Since starting to work on Pfam all those years ago I have been obsessing about when the job might be finished. I have plans for retiring and learning to play golf or something similar. Cyrus Chothia published a paper saying that the majority of proteins in Nature came from no more than 1,000 families (Chothia 1992). However, we now have over 14,000 families in Pfam. To work out how close we are to finishing Pfam we measure our coverage of known proteins. That is what fraction of proteins in the database have a hit to a Pfam family. Currently we are close to 80% coverage of known sequences in UniProt.
Lately I have been wondering about that missing 20%. I see three possibilities:
- Sequences should be part of new families
- Sequences are missing members of existing families
- Sequences are incorrect gene predictions and never expressed
To investigate this one can take all the proteins in a genome that do not already hit Pfam. We can then use each of these sequences as a seed for an iterative Jackhmmer search. Some proteins find thousands of hits many of which belong to existing families (case 2), and many of them have tens to hundreds of matches and do not match to any known family (case 1).

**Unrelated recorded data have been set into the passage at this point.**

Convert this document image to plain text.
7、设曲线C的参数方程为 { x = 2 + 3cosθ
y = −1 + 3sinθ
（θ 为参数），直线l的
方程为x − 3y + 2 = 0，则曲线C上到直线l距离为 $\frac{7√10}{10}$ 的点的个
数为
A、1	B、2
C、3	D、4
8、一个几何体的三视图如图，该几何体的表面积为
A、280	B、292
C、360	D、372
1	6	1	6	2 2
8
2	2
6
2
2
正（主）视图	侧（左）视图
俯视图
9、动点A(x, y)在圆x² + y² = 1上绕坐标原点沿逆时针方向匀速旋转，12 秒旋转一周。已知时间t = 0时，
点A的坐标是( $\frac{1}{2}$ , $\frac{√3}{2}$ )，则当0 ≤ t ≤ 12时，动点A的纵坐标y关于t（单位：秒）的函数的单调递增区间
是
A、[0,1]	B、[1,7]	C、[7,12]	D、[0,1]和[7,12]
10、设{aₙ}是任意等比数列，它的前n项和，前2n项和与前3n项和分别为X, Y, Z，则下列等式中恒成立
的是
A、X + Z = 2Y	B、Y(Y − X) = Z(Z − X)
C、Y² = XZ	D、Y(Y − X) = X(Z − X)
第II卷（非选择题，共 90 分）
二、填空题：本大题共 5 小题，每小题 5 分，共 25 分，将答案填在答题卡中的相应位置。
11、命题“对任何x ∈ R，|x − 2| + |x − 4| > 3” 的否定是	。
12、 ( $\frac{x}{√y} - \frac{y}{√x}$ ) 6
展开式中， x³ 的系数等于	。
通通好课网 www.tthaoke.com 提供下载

Some of the searches find only the sequence itself and perhaps these are candidates for spurious proteins (case 3). The graph below shows the results of such an analysis for one bacterial genome.
On the right hand side of the graph we can see the 300 or so proteins that should be parts of existing families. But the large majority of proteins do not appear to be part of existing families and only consist of a red bar. That suggests that we are still far from getting a complete list of all known protein families (if such a thing is possible). So the search continues … and the golf course must wait.
Posted by Alex
Chothia C. Proteins. One thousand families for the molecular biologist. Nature. 1992;357:543-544.